Salim smiles, and the walls of the landing light up. Vishnu imagines Kavita thinking of that smile all day, waiting for darkness to fall so she can be close to its luminance. He waits until Salim’s footsteps have faded, then throws off his blanket and follows.

Vishnu ascends the steps leading up from Mr. Taneja’s landing. There is no one at the terrace entrance. A rectangle of light on the floor ushers him through the open door, to the night beyond. He stands just inside the door, his heart racing.

The terrace is white and empty. A shirt hangs torn from a clothesline, twirling in the night breeze. Antennas guard the perimeter, rising like sentinels from the parapet. Beyond them lies the sea, the whites of waves gliding silently over its surface. The moon looms unnaturally close, like a face pressed flat against a giant window.

Twice, Vishnu misses the red of Kavita’s blouse. But the third time, he sees a corner, visible between stacks of empty soft drink crates. He crouches and moves noiselessly across the whitewashed surface, into the darkness of the shadows at the far end. From here, he can see the two of them—they are lying between the crates, their bodies tight against each other.

“See that star,” Salim says, pointing at the sky, “the big one, blinking there? When I carry you away, I’ll follow that star and see where it takes us.”

Kavita giggles. “That’s not a star, it’s an aeroplane. Don’t think I’ll run away with someone who can’t tell a star from a plane.”

“All the better to fly you away in,” Salim whispers, putting his head on her shoulder.

Kavita presses his face into her blouse. Vishnu sees his lips touch her flesh, sees the red of his tongue dart against her breasts. Wet streaks gleam in the moonlight against white skin. Kavita pulls her blouse lower to uncover more of her bosom. Salim’s tongue goes down one breast and up the other, straddling the valley in between, reaching under the cloth to caress the flesh underneath. The streams of wetness merge, in a line of silver that winds its way across her chest and to her throat. Kavita moans and flails, her foot hits a stack of crates and sends it tumbling noisily. Vishnu looks on, unable to break away; he looks on, and feels the moon behind him, looking on too.

A wave of jealousy seizes him. He imagines pulling Salim off, and hurling him over the parapet. The boy grabs for an antenna to save himself, but it breaks, and plunges over the edge with him. Kavita runs screaming to the wall, and tries to jump over as well. Vishnu catches her skirt, and pulls her down to the ground with it. She is shrieking with grief as he lowers his body over hers. He feels the roundness of her breasts press against him with every scream, feels the firmness of her thighs as he pulls down her dress. He buries his face deep into her neck, and lets the smell of her body overwhelm his senses; he traces his fingers greedily over her skin, and covers her mouth with his long-waiting lips.
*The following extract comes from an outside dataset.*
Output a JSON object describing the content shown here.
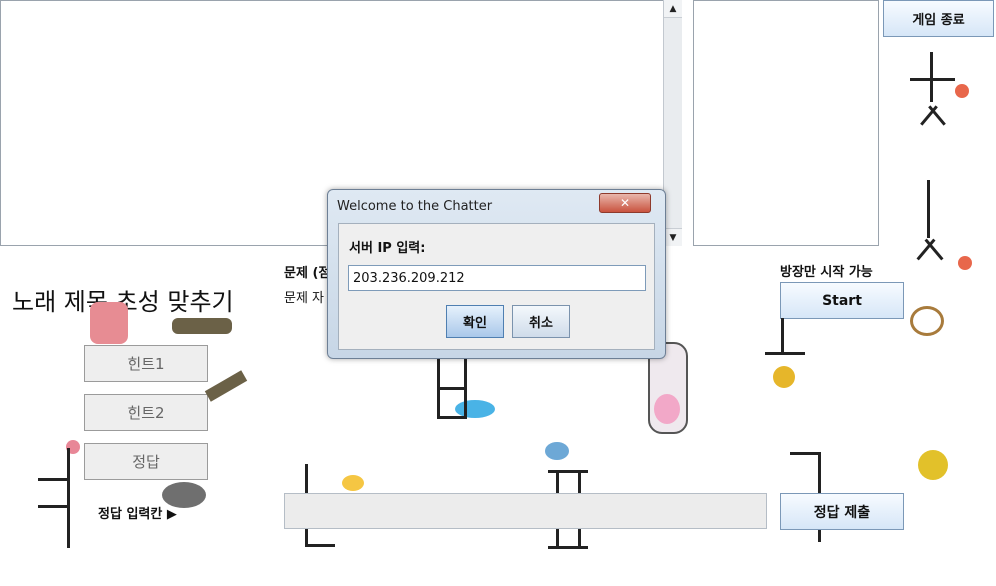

He looks at the couple again. They are lying in each other’s arms, eyes closed, faces dappled by the moon. They seem so peaceful, so at rest, he might walk up to them, and they would not notice. He straightens up from the shadows. The wind seems to have picked up, the waves are sweeping the bay more purposefully now. He thinks he can feel the chill of the approaching winter in the night.